Many of my workflows use pod iam roles. As documented here, I must include fsGroup in order for non-root containers to read the generated identity token. The problem with this is when I additionally include pvc’s that point to cifs pv’s, the volumes fail to mount because they time out. Seemingly this is because Kubelet tries to chown all of the files on the volume, which takes too much time and causes the timeout. Questions…
- Why doesnt Kubernetes try to chown all of the files when hostPath is used instead of a pvc? All of the workflows were fine until I made the switch to use pvcs from hostPath, and now the timeout issue happens.
- Why does this problem happen on cifs pvcs but not nfs pvcs?
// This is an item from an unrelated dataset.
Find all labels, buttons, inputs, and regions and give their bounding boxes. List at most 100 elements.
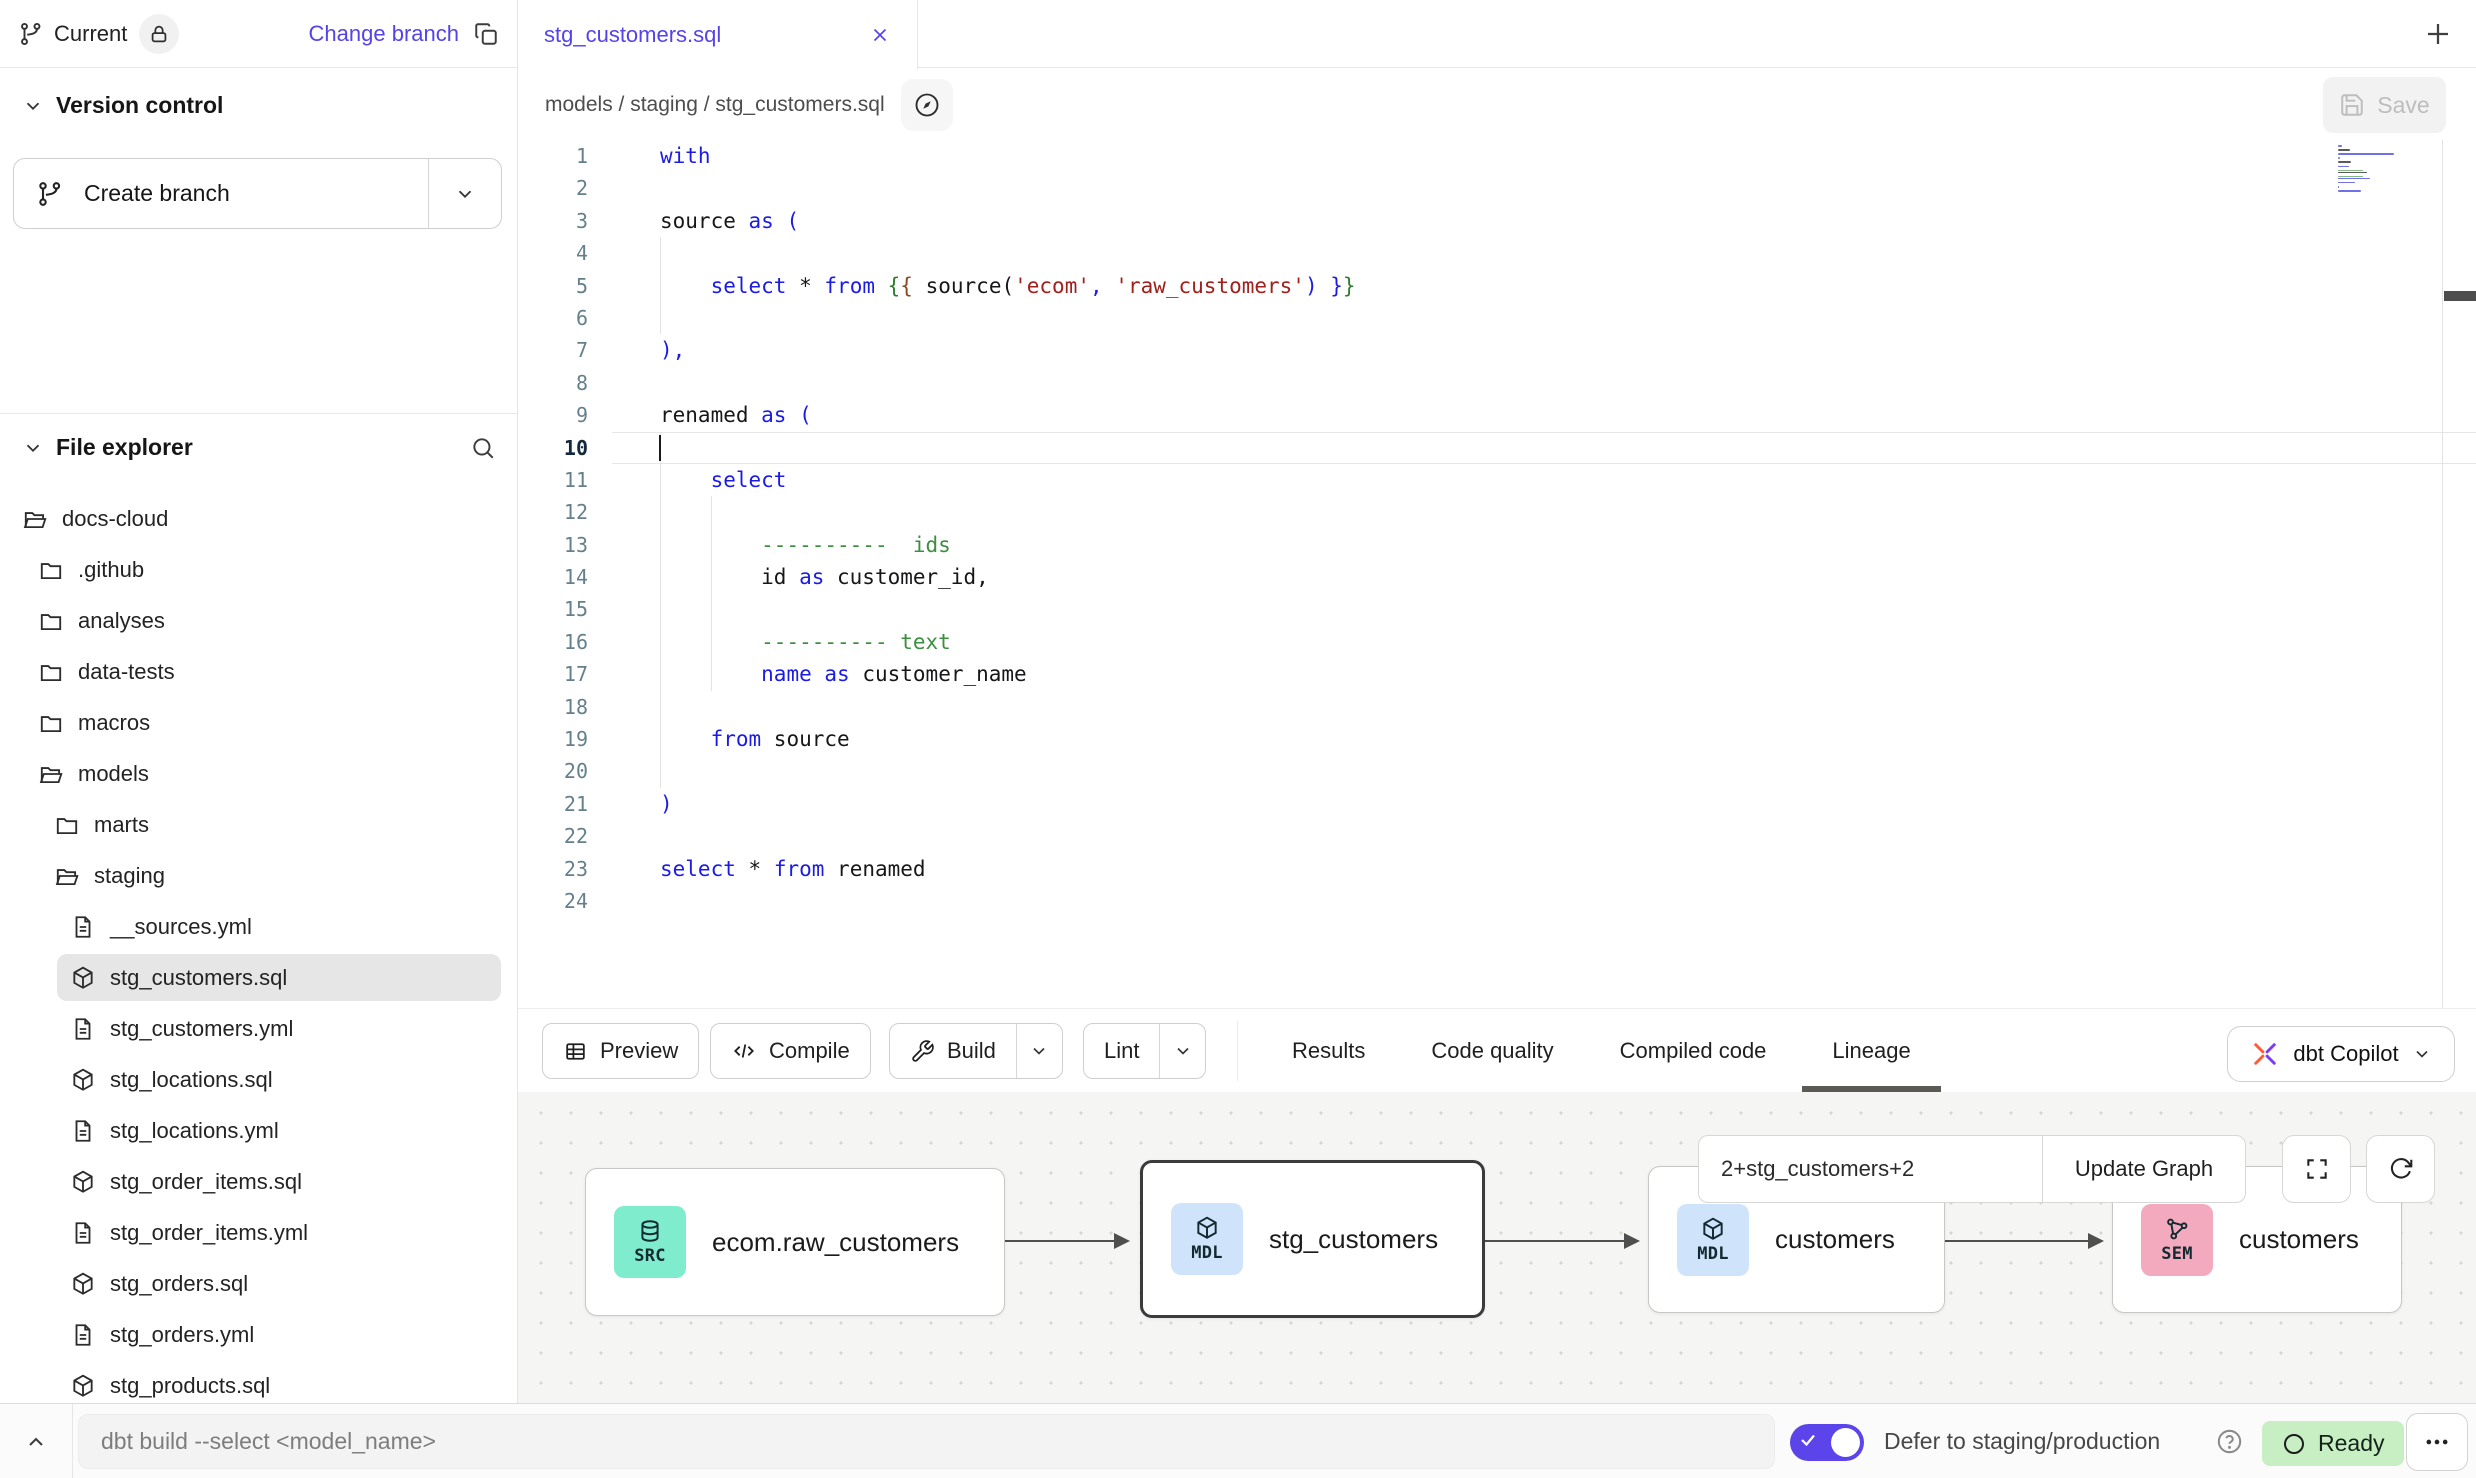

I have noticed that nfs pvcs continue to mount just fine and the fsGroup seemingly doesn’t take effect as I don’t see the group id change on any of the files. However, the cifs pvcs can no longer be mounted seemingly due to the timeout issue. If it matters, I am using the native nfs pv lego and this cifs flexVolume plugin that has worked great up until now.
Overall, the goal of this post is to better understand how Kubernetes determines when to chown all of the files on a volume when fsGroup is included in order to make a good design decision going forward. Thanks for any help you can provide!
Kubernetes Chowning Files References
https://learn.microsoft.com/en-us/azure/aks/troubleshooting
Since gid and uid are mounted as root or 0 by default. If gid or uid are set as non-root, for example 1000, Kubernetes will use chown to change all directories and files under that disk. This operation can be time consuming and may make mounting the disk very slow.
By default, Kubernetes recursively changes ownership and permissions for the contents of each volume to match the fsGroup specified in a Pod's securityContext when that volume is mounted. For large volumes, checking and changing ownership and permissions can take a lot of time, slowing Pod startup.